Explica que, como coordinador de zona, se encargaba de que los planteles educativos cumplieran con la normatividad de la Secretaría de Educación Pública, la Dirección General de Bachillerato y del propio Cobaej.
Contubernio
La abogada Olais Rivera relata que desde la audiencia para reinstalar a su cliente en la 11 Junta Especial de la Junta de Conciliación y Arbitraje percibieron anomalías que se confirmaron posteriormente con la agresión de Navarro.
La audiencia se realizó el 27 de febrero a las nueve de la mañana, pero la actuaria Adriana Ledezma Pérez insistía en que la reinstalación se firmara en esa oficina. Sin embargo la litigante le recordó que por ley ese procedimiento tenía que hacerse en el lugar de despido. Olais Rivera recuerda que ella y su cliente ofrecieron llevarla al Cobaej, pero la actuaria rechazó el “aventón” y se fue con Navarro Mercado.
Una vez reinstalado el coordinador de zona, la abogada volvió a ofrecerle a Ledezma Pérez llevarla de regreso a la Junta de Conciliación y Arbitraje, y por segunda ocasión la actuaria rechazó la cortesía. Dijo que tenía cosas que hacer, pero enseguida se metió a otra oficina del Cobaej y esperó a Navarro Mercado. Salieron juntos del edificio, caminaron por la acera y subieron a un auto.
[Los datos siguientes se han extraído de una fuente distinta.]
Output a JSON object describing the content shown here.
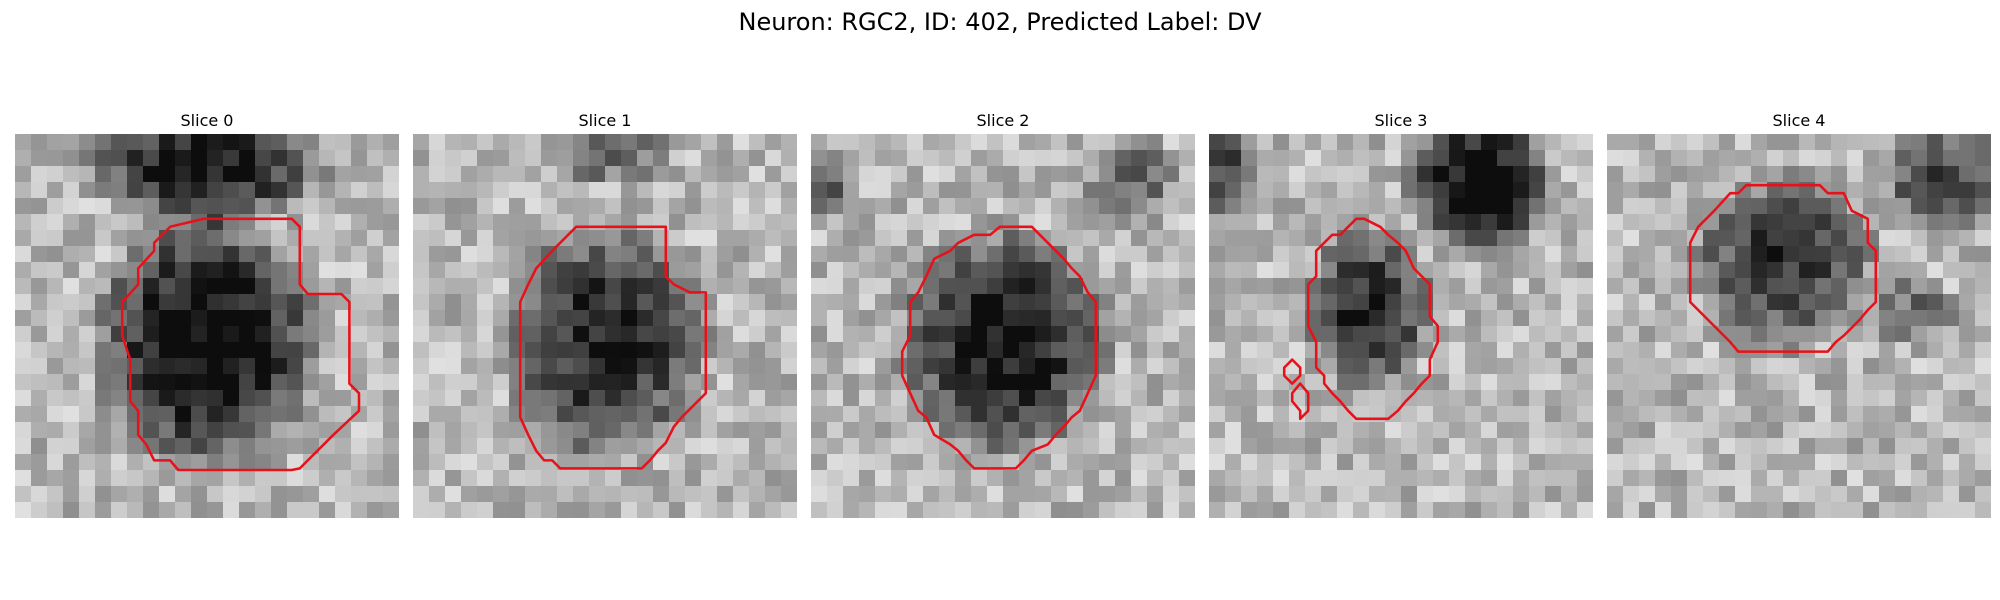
{
  "figure": {
    "title": "Neuron: RGC2, ID: 402, Predicted Label: DV"
  },
  "colors": {
    "contour": "#e8111a"
  },
  "panels": [
    {
      "title": "Slice 0",
      "content": "grayscale EM image patch with dark cell body",
      "contour": [
        [
          12.8,
          5.3
        ],
        [
          17.3,
          5.3
        ],
        [
          17.8,
          5.8
        ],
        [
          17.8,
          9.4
        ],
        [
          18.3,
          10
        ],
        [
          20.4,
          10
        ],
        [
          20.9,
          10.5
        ],
        [
          20.9,
          15.6
        ],
        [
          21.5,
          16.2
        ],
        [
          21.5,
          17.3
        ],
        [
          19.9,
          18.8
        ],
        [
          18.3,
          20.4
        ],
        [
          17.8,
          20.9
        ],
        [
          17.3,
          21
        ],
        [
          10.2,
          21
        ],
        [
          9.7,
          20.4
        ],
        [
          8.7,
          20.4
        ],
        [
          8.2,
          19.4
        ],
        [
          7.7,
          18.8
        ],
        [
          7.7,
          17.3
        ],
        [
          7.2,
          16.7
        ],
        [
          7.2,
          14.1
        ],
        [
          6.7,
          12.6
        ],
        [
          6.7,
          10.5
        ],
        [
          7.7,
          9.4
        ],
        [
          7.7,
          8.4
        ],
        [
          8.7,
          7.3
        ],
        [
          8.7,
          6.8
        ],
        [
          9.7,
          5.8
        ],
        [
          11.8,
          5.3
        ]
      ],
      "color_base": "#888"
    },
    {
      "title": "Slice 1",
      "content": "grayscale EM image patch with dark cell body",
      "contour": [
        [
          10.7,
          5.8
        ],
        [
          15.8,
          5.8
        ],
        [
          15.8,
          8.9
        ],
        [
          16.3,
          9.4
        ],
        [
          17.3,
          9.9
        ],
        [
          18.3,
          9.9
        ],
        [
          18.3,
          16.2
        ],
        [
          17.8,
          16.7
        ],
        [
          16.8,
          17.7
        ],
        [
          16.3,
          18.3
        ],
        [
          15.8,
          19.3
        ],
        [
          15.3,
          19.8
        ],
        [
          14.8,
          20.4
        ],
        [
          14.3,
          20.9
        ],
        [
          9.2,
          20.9
        ],
        [
          8.7,
          20.4
        ],
        [
          8.2,
          20.4
        ],
        [
          7.7,
          19.8
        ],
        [
          7.2,
          18.8
        ],
        [
          6.7,
          17.7
        ],
        [
          6.7,
          10.5
        ],
        [
          7.2,
          9.4
        ],
        [
          7.7,
          8.4
        ],
        [
          8.7,
          7.3
        ],
        [
          9.7,
          6.3
        ],
        [
          10.2,
          5.8
        ]
      ],
      "color_base": "#888"
    },
    {
      "title": "Slice 2",
      "content": "grayscale EM image patch with dark cell body",
      "contour": [
        [
          11.8,
          5.8
        ],
        [
          13.8,
          5.8
        ],
        [
          14.3,
          6.3
        ],
        [
          14.8,
          6.8
        ],
        [
          15.8,
          7.8
        ],
        [
          16.3,
          8.4
        ],
        [
          16.8,
          8.9
        ],
        [
          17.3,
          9.9
        ],
        [
          17.8,
          10.5
        ],
        [
          17.8,
          15.1
        ],
        [
          17.3,
          16.2
        ],
        [
          16.8,
          17.3
        ],
        [
          16.3,
          17.7
        ],
        [
          15.8,
          18.3
        ],
        [
          15.3,
          18.8
        ],
        [
          14.8,
          19.4
        ],
        [
          13.8,
          19.8
        ],
        [
          13.3,
          20.4
        ],
        [
          12.8,
          20.9
        ],
        [
          10.2,
          20.9
        ],
        [
          9.7,
          20.4
        ],
        [
          9.2,
          19.8
        ],
        [
          8.7,
          19.4
        ],
        [
          7.7,
          18.8
        ],
        [
          7.2,
          17.7
        ],
        [
          6.7,
          17.3
        ],
        [
          6.2,
          16.2
        ],
        [
          5.7,
          15.1
        ],
        [
          5.7,
          13.6
        ],
        [
          6.2,
          12.6
        ],
        [
          6.2,
          10.5
        ],
        [
          6.7,
          9.9
        ],
        [
          7.2,
          8.9
        ],
        [
          7.7,
          7.8
        ],
        [
          8.7,
          7.3
        ],
        [
          9.2,
          6.8
        ],
        [
          10.2,
          6.3
        ],
        [
          11.2,
          6.3
        ]
      ],
      "color_base": "#888"
    },
    {
      "title": "Slice 3",
      "content": "grayscale EM image patch with dark cell body",
      "contour": [
        [
          9.7,
          5.3
        ],
        [
          10.7,
          5.8
        ],
        [
          11.2,
          6.3
        ],
        [
          11.8,
          6.8
        ],
        [
          12.3,
          7.3
        ],
        [
          12.8,
          8.4
        ],
        [
          13.8,
          9.4
        ],
        [
          13.8,
          11.4
        ],
        [
          14.3,
          12
        ],
        [
          14.3,
          13
        ],
        [
          13.8,
          14.1
        ],
        [
          13.8,
          15.1
        ],
        [
          13.3,
          15.6
        ],
        [
          12.8,
          16.2
        ],
        [
          12.3,
          16.7
        ],
        [
          11.8,
          17.3
        ],
        [
          11.2,
          17.8
        ],
        [
          9.2,
          17.8
        ],
        [
          8.7,
          17.3
        ],
        [
          8.2,
          16.7
        ],
        [
          7.7,
          16.2
        ],
        [
          7.2,
          15.6
        ],
        [
          7.2,
          15.1
        ],
        [
          6.7,
          14.6
        ],
        [
          6.7,
          13
        ],
        [
          6.2,
          12
        ],
        [
          6.2,
          9.4
        ],
        [
          6.7,
          8.9
        ],
        [
          6.7,
          7.3
        ],
        [
          7.2,
          6.8
        ],
        [
          7.7,
          6.3
        ],
        [
          8.2,
          6.3
        ],
        [
          8.7,
          5.8
        ],
        [
          9.2,
          5.3
        ]
      ],
      "contour_extra": [
        [
          [
            5.2,
            14.1
          ],
          [
            5.7,
            14.6
          ],
          [
            5.7,
            15.1
          ],
          [
            5.2,
            15.6
          ],
          [
            4.7,
            15.1
          ],
          [
            4.7,
            14.6
          ]
        ],
        [
          [
            5.7,
            15.6
          ],
          [
            6.2,
            16.2
          ],
          [
            6.2,
            17.3
          ],
          [
            5.7,
            17.8
          ],
          [
            5.7,
            17.3
          ],
          [
            5.2,
            16.7
          ],
          [
            5.2,
            16.2
          ]
        ]
      ],
      "color_base": "#888"
    },
    {
      "title": "Slice 4",
      "content": "grayscale EM image patch with dark cell body",
      "contour": [
        [
          11.2,
          3.2
        ],
        [
          13.3,
          3.2
        ],
        [
          13.8,
          3.7
        ],
        [
          14.8,
          3.7
        ],
        [
          15.3,
          4.8
        ],
        [
          16.3,
          5.3
        ],
        [
          16.3,
          6.8
        ],
        [
          16.8,
          7.3
        ],
        [
          16.8,
          10.5
        ],
        [
          16.3,
          11
        ],
        [
          15.8,
          11.6
        ],
        [
          14.8,
          12.6
        ],
        [
          14.3,
          13
        ],
        [
          13.8,
          13.6
        ],
        [
          8.2,
          13.6
        ],
        [
          7.7,
          13
        ],
        [
          6.7,
          12
        ],
        [
          5.7,
          11
        ],
        [
          5.2,
          10.5
        ],
        [
          5.2,
          6.8
        ],
        [
          5.7,
          5.8
        ],
        [
          6.7,
          4.8
        ],
        [
          7.7,
          3.7
        ],
        [
          8.2,
          3.7
        ],
        [
          8.7,
          3.2
        ]
      ],
      "color_base": "#888"
    }
  ]
}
Olais alcanzó a decirle a Ledezma Pérez que antes de salir del edificio Navarro había agredido a su cliente, por lo que le pidió que levantara una acta de los hechos, pero la actuaria la ignoró: “Hizo como si no me escuchara y siguió caminando junto con el abogado del Cobaej. Los dos se subieron a un auto y se fueron”.
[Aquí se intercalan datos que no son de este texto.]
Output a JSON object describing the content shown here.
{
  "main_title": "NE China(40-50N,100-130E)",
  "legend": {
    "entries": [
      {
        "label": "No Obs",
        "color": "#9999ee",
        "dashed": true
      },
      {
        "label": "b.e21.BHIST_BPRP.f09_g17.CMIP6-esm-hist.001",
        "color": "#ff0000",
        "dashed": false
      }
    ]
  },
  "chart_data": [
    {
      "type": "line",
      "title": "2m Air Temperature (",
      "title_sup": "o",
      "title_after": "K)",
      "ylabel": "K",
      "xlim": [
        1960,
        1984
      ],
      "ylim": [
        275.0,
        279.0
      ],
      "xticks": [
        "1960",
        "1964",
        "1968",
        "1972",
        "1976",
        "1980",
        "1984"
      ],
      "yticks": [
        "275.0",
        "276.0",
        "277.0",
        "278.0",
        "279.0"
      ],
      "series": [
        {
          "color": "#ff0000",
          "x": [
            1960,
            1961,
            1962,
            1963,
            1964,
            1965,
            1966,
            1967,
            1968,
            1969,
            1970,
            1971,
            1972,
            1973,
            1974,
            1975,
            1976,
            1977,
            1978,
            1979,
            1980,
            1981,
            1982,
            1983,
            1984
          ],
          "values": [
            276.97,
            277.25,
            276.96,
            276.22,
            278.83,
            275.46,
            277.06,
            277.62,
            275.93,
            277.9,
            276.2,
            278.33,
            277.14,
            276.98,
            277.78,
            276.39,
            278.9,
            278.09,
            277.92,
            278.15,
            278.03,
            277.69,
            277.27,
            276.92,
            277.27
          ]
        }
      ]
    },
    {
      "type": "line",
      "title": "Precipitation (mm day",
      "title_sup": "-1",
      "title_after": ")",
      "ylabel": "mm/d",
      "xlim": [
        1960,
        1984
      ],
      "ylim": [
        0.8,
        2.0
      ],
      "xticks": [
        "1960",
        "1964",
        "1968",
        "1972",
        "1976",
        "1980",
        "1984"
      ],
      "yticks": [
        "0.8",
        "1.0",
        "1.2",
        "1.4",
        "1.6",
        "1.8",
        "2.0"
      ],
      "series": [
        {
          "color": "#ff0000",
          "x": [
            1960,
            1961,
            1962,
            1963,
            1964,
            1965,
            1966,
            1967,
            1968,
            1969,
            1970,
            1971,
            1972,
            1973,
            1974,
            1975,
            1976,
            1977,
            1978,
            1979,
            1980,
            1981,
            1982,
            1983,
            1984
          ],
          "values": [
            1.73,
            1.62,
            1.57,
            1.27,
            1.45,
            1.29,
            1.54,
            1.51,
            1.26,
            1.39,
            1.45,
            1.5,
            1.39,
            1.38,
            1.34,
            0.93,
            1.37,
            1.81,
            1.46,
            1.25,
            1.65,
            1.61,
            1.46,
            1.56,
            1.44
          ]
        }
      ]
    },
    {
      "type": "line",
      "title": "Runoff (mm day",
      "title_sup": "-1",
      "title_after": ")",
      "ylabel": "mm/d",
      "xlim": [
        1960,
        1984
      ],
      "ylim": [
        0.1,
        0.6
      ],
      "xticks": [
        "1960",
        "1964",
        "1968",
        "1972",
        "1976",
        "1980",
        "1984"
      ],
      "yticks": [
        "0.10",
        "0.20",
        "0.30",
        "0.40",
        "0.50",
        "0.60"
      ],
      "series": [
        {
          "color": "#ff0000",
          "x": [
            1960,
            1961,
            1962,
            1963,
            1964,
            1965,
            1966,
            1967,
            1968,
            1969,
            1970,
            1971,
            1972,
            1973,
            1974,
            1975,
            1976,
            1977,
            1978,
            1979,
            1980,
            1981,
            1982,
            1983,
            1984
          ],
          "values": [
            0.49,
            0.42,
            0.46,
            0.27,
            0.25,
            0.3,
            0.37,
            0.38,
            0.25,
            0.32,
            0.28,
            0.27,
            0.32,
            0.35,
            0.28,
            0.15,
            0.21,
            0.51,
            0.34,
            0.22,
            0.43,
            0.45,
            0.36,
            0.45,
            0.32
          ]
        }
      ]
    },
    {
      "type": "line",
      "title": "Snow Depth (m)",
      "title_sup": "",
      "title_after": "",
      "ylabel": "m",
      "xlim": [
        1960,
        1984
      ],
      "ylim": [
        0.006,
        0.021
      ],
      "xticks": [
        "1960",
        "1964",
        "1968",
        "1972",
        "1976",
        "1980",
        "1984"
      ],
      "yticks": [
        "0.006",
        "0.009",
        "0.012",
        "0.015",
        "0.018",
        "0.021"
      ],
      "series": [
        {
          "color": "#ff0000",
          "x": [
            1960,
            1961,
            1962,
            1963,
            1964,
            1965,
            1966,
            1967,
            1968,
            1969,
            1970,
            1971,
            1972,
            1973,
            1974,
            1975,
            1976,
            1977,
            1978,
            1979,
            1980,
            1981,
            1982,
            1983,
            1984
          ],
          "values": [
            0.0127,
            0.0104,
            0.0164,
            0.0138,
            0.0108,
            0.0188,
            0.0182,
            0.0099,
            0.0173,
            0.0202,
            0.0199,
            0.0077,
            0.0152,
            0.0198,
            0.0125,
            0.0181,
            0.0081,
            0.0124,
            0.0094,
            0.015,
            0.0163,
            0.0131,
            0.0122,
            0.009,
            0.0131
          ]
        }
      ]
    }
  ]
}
La abogada dice que volvió a demandar al colegio por reincidir en el despido y la institución ofreció reinstalar por segunda ocasión a Juárez Tello. No obstante, el director jurídico le advirtió que volvería a correrlo. “No te preocupes, te vuelvo a demandar”, le reviró Olais Rivera a Navarro Mercado.
El entrevistado dice a su vez que el 7 de marzo alrededor de las seis de la tarde recibió una llamada de su esposa, quien le advirtió que no fuera a su casa porque agentes de la Fiscalía General del Estado (FGE) pretendían detenerlo.
Según le informó su esposa, los policías llamaron a la puerta y preguntaron por él porque tenía que “testificar”, pero no traían orden de arresto ni citatorio. Ella les pidió que regresaran más tarde, pero el grupo se quedó junto a la casa, a bordo de sus vehículos.
Juárez Tello no llegó a su casa ese día, pero su familia tuvo que salir después porque los agentes no dejaron de acechar. Unos vecinos les informaron después que los agentes permanecieron en la calle hasta las 11 de la noche y volvieron a rondar la vivienda el sábado y el domingo siguientes.
Menciona que su abogada indagó si esa “visita” tenía relación con la denuncia penal que interpuso contra Navarro Mercado por su agresión, y se enteró de que la FGE aún no admitía la querella.
Añade que el 10 de marzo el propio director del Cobaej, Álvaro Valencia Abundis, lo llamó por teléfono con la presunta intención de llegar a un “buen arreglo”. Le pidió que se presentara en su oficina, y por segunda ocasión le ofreció una liquidación menor a la que le corresponde.
Valencia ni siquiera se tomó la molestia de disculparse con Juárez Tello por los golpes que le asestó su director jurídico, pero además el afectado se enteró de que Navarro Mercado quiere conseguir una orden de aprehensión para intimidarlo.